И вот тут... Тут будет то, чего нигде, ни в каких храмах на воле не бывает. В церкви радостное, почти непрерывное пение, а откуда-то из глубины, как будто из-под земли наверх, слышатся и нарастают размерные шумы. Все ближе, громче. И хотя ручные кандалы в эту ночь даже с самых отчаянных каторжан сняли, а ножные подвязаны так, чтобы не гремели, все же в твердой, гулкой поступи семидесяти арестантов нарастает и приближается страшная сила вот в этом!

- Тр-ах, тр-рах, трах, трах!

Дверь в отгороженное от частной публики место широко распахивает стражник, загородка заполняется людьми во всем сером, многие с бритыми наполовину головами.

- Тр-ах, тр-рах, тр-рах! - все затихает по команде, которой даже не слышно.

И вдруг, в ответ на слова священника: "Христос воскресе", раздается потрясающее стены острога: "Воистину воскресе!"

Нет, тут радоваться нету сил. Егорка не читал еще Достоевского, а когда будет читать его "Мертвый Дом", он увидит многое, чего он здесь не видел, но не найдет у Достоевского многого, что не только глазами, сколько сердцем он здесь почуял.

Впереди длинной полуроты арестантов, стоявших рядами по пять человек, выделился один, повернулся лицом к остальным, в руке у него что-то блеснуло. Все начальство начеку. Сегодня из тюремной стражи ни один не имеет права молиться. В руке арестанта камертон, он подал тон, и как огнем полоснуло по сердцам и душам всех затихших в храме.

- На божественной страже! Богоглаголивый Аввакум!..

Никогда, ни раньше, ни после, - да и где ему, Егорке, это слышать? - не слыхал и не услышит он такого божественного хора! Как, значит, они там у себя по камерам, готовили, как и когда так разучили?

- Да станет с ними и покажет светоносна Ангела, ясно глаголюща: Днесь спасение миру! Яко воскресе Христос! Яко всесилен.

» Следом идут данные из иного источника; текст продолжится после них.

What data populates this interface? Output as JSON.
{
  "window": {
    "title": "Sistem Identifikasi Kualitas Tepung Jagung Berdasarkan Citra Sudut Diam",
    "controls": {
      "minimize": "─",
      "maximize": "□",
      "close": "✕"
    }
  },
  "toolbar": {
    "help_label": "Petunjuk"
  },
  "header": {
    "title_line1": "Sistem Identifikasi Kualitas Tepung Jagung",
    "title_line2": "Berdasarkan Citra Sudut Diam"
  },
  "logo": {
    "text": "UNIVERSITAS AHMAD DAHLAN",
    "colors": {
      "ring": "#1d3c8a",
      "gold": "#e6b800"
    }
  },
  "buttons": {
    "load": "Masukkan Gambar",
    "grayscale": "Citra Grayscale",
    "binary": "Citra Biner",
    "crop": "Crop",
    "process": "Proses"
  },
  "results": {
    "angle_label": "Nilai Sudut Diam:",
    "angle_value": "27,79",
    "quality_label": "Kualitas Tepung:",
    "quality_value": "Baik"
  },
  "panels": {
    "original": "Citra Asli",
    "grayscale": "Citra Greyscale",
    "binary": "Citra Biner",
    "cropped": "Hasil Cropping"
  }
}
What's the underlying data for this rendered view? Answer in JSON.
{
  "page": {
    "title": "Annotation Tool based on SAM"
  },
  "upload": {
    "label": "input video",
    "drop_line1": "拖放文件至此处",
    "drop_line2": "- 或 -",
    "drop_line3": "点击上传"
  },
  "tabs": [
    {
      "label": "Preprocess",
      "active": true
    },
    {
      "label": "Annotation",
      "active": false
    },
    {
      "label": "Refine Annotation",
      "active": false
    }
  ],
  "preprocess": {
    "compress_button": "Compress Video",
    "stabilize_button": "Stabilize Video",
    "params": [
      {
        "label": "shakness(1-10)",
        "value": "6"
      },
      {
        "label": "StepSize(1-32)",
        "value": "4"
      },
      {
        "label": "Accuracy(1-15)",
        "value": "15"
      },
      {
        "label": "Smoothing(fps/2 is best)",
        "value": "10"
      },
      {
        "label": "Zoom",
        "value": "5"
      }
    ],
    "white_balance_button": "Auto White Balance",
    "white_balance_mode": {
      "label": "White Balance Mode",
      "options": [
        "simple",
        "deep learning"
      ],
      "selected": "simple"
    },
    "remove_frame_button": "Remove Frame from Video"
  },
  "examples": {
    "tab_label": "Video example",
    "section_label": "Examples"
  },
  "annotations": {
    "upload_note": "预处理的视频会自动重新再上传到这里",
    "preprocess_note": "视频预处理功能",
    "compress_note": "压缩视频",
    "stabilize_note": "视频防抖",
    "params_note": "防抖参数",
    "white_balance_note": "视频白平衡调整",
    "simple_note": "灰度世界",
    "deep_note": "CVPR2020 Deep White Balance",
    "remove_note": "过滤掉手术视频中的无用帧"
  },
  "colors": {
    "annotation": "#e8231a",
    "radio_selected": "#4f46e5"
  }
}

Егорка уткнулся в самый уголок и прячет слезы. Он не знает, почему ему плачется, но он не может забыть растерзанной на куски девушки... Нет, нельзя, это грешно вспоминать!

Позади всех молящихся толкотня: толстая женщина, вся в черном, спорит со стражником. И слышно, как она громким шепотом что-то доказывает.

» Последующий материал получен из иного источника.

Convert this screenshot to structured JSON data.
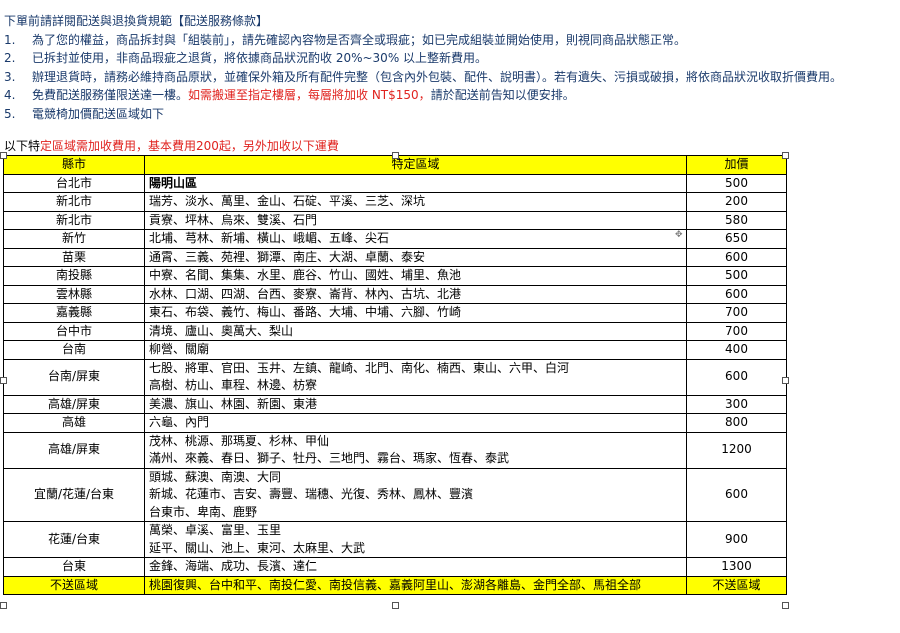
{
  "notice": {
    "title": "下單前請詳閱配送與退換貨規範【配送服務條款】",
    "items": [
      {
        "num": "1.",
        "text": "為了您的權益，商品拆封與「組裝前」，請先確認內容物是否齊全或瑕疵；如已完成組裝並開始使用，則視同商品狀態正常。"
      },
      {
        "num": "2.",
        "text": "已拆封並使用，非商品瑕疵之退貨，將依據商品狀況酌收 20%~30% 以上整新費用。"
      },
      {
        "num": "3.",
        "text": "辦理退貨時，請務必維持商品原狀，並確保外箱及所有配件完整（包含內外包裝、配件、說明書）。若有遺失、污損或破損，將依商品狀況收取折價費用。"
      },
      {
        "num": "4.",
        "text": "免費配送服務僅限送達一樓。",
        "red": "如需搬運至指定樓層，每層將加收 NT$150，",
        "tail": "請於配送前告知以便安排。"
      },
      {
        "num": "5.",
        "text": "電競椅加價配送區域如下"
      }
    ]
  },
  "subtitle": {
    "prefix": "以下特",
    "red": "定區域需加收費用，基本費用200起，另外加收以下運費"
  },
  "table": {
    "headers": [
      "縣市",
      "特定區域",
      "加價"
    ],
    "rows": [
      {
        "county": "台北市",
        "areas": [
          "陽明山區"
        ],
        "price": "500"
      },
      {
        "county": "新北市",
        "areas": [
          "瑞芳、淡水、萬里、金山、石碇、平溪、三芝、深坑"
        ],
        "price": "200"
      },
      {
        "county": "新北市",
        "areas": [
          "貢寮、坪林、烏來、雙溪、石門"
        ],
        "price": "580"
      },
      {
        "county": "新竹",
        "areas": [
          "北埔、芎林、新埔、橫山、峨嵋、五峰、尖石"
        ],
        "price": "650"
      },
      {
        "county": "苗栗",
        "areas": [
          "通霄、三義、苑裡、獅潭、南庄、大湖、卓蘭、泰安"
        ],
        "price": "600"
      },
      {
        "county": "南投縣",
        "areas": [
          "中寮、名間、集集、水里、鹿谷、竹山、國姓、埔里、魚池"
        ],
        "price": "500"
      },
      {
        "county": "雲林縣",
        "areas": [
          "水林、口湖、四湖、台西、麥寮、崙背、林內、古坑、北港"
        ],
        "price": "600"
      },
      {
        "county": "嘉義縣",
        "areas": [
          "東石、布袋、義竹、梅山、番路、大埔、中埔、六腳、竹崎"
        ],
        "price": "700"
      },
      {
        "county": "台中市",
        "areas": [
          "清境、廬山、奧萬大、梨山"
        ],
        "price": "700"
      },
      {
        "county": "台南",
        "areas": [
          "柳營、關廟"
        ],
        "price": "400"
      },
      {
        "county": "台南/屏東",
        "areas": [
          "七股、將軍、官田、玉井、左鎮、龍崎、北門、南化、楠西、東山、六甲、白河",
          "高樹、枋山、車程、林邊、枋寮"
        ],
        "price": "600"
      },
      {
        "county": "高雄/屏東",
        "areas": [
          "美濃、旗山、林園、新園、東港"
        ],
        "price": "300"
      },
      {
        "county": "高雄",
        "areas": [
          "六龜、內門"
        ],
        "price": "800"
      },
      {
        "county": "高雄/屏東",
        "areas": [
          "茂林、桃源、那瑪夏、杉林、甲仙",
          "滿州、來義、春日、獅子、牡丹、三地門、霧台、瑪家、恆春、泰武"
        ],
        "price": "1200"
      },
      {
        "county": "宜蘭/花蓮/台東",
        "areas": [
          "頭城、蘇澳、南澳、大同",
          "新城、花蓮市、吉安、壽豐、瑞穗、光復、秀林、鳳林、豐濱",
          "台東市、卑南、鹿野"
        ],
        "price": "600"
      },
      {
        "county": "花蓮/台東",
        "areas": [
          "萬榮、卓溪、富里、玉里",
          "延平、關山、池上、東河、太麻里、大武"
        ],
        "price": "900"
      },
      {
        "county": "台東",
        "areas": [
          "金鋒、海端、成功、長濱、達仁"
        ],
        "price": "1300"
      }
    ],
    "exclude": {
      "county": "不送區域",
      "areas": "桃園復興、台中和平、南投仁愛、南投信義、嘉義阿里山、澎湖各離島、金門全部、馬祖全部",
      "price": "不送區域"
    }
  }
}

- А куда же я их больше поведу? Их нигде больше не пускают...

Егорка вытянул шею, женщина повернулась лицом к свету. В глазах ее покаянная дрожит слеза. За нею вереница ее девиц, все в черном. Вот это кто!.. Вереница в черном упорно пробивается вперед и там, вдоль арестантской изгороди, все падают на колени. Этого на Пасхе не полагается, но они стоят на коленях и не встают, а их водительница пробивается еще дальше. Она хочет видеть священника, и вот он выходит в одной епитрахили. Значит... Значит все они пришли сюда исповедаться!..

- Снизошел еси в преисподняя земли!..

Хор арестантов будто понял лучше всех и глубже всех то, что тут происходит. И звучит он хором ангелов, победным, которого никогда, никогда забыть нельзя!

Нет, не умел еще Егорка радоваться даже Пасхе Христовой! Печаль он понесет отсюда, тяжкую, неизлечимую рану скорби в жизнь.